On the whole, I am pleased with my contract. (It’s not like I have much to compare it to — duh!) I find that I have retained rights I never knew I had (Thanks to S.A.M., who really does do his job); should I decide my novel needs licensed stationery sold with it, or calendars… well, should I actually do that, somebody find me and smack me (I’m talking to you, a. fortis), but hey, options, people. That’s what agents and contracts are all about.

Should anyone need me, I’ll be scribbling with a black crayon, practicing my book-signing moves.

Not.

Silver Lining

Whoa.
Just was jolted out of my whining, sneezing, wheezing state by opening the mail.

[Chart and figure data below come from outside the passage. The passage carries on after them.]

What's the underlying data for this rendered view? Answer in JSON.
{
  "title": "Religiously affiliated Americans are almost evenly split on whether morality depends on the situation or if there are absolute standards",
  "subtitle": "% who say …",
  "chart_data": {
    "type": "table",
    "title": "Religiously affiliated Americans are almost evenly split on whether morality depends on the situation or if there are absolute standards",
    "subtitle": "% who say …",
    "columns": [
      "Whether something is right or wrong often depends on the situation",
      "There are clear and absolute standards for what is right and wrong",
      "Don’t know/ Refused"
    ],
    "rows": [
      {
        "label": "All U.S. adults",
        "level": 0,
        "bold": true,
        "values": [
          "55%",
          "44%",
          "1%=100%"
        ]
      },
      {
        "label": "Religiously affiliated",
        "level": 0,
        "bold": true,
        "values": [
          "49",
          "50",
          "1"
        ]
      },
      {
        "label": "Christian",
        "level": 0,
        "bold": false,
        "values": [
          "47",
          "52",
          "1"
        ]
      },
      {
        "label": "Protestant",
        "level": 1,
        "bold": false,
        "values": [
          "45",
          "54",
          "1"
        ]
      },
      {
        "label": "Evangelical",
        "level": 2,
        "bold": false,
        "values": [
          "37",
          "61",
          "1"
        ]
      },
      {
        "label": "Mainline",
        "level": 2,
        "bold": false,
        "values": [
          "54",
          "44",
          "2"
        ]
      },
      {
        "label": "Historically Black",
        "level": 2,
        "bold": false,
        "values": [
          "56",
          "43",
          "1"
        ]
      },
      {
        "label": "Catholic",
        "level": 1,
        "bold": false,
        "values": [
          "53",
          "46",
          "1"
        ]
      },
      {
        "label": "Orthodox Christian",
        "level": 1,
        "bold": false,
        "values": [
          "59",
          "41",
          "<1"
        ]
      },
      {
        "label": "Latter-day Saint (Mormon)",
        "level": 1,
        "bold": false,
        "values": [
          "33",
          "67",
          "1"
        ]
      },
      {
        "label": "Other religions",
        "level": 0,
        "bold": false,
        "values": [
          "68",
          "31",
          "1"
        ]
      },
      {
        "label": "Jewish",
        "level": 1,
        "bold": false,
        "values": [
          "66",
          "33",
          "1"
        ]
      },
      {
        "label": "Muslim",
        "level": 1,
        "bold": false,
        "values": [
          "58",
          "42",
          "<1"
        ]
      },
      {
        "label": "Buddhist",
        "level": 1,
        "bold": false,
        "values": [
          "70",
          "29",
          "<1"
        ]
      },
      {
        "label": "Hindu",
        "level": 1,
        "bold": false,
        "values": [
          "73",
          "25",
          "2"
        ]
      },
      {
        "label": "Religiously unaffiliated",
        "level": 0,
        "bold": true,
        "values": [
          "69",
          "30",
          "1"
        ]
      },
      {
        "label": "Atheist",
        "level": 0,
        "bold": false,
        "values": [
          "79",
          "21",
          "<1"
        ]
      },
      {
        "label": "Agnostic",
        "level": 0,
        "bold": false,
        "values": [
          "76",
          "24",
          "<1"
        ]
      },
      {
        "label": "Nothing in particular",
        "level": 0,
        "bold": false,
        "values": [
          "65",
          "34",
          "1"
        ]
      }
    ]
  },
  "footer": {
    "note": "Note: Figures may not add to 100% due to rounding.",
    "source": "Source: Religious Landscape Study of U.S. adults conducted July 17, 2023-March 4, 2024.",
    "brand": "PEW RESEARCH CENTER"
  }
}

Some karmic comebacks going on here. After such an awful weekend, today I just felt like I wanted to be able to limit my drug intake (to one per four hours per drug), and stop cursing all blooming trees (Junipers? I’m talking to you.) and maybe clear the cotton out of my brain and perhaps still the tremors in my hands long enough to write. Instead, I hear not just good news, but great news — many of the books I loved were voted on and honored — Hattie and Rules and The Book Thief were Newbery Honors, and a Printz Award went to American Born Chinese! — which raises the bar for not only graphic novels, but cultural awareness in novels in general, and promotes being who you are in a funny, thoughtful and really well-drawn way. A further honor went to John Green’s stylishly jacketed An Abundance of Katherines, which is a book I really liked a whole lot. It’s indescribable, and if you haven’t read it yet, do. (I can’t wait to dig into the works of the other honorees and winners, some of which I had never heard of previously!)

Though I was quite pleased for the success of these books, it was a busy weekend filled with unpleasant hives and equally unpleasant people, so my Monday has been spent avoiding sharp edges and loud words. When I picked up my mail, I was a little nonplussed. A big envelope… what now? And then I opened it and read the words:

Random House Children’s Books

AGREEMENT made this___ day of ____2007, between TadMack (“Author”) and Random House Children’s Books, a Division of Random House (“Publisher”); The parties to this Agreement wish to publish and have published a certain work (the “Work”) provisionally entitled…

And then suddenly, my evening sort of took a turn for the better.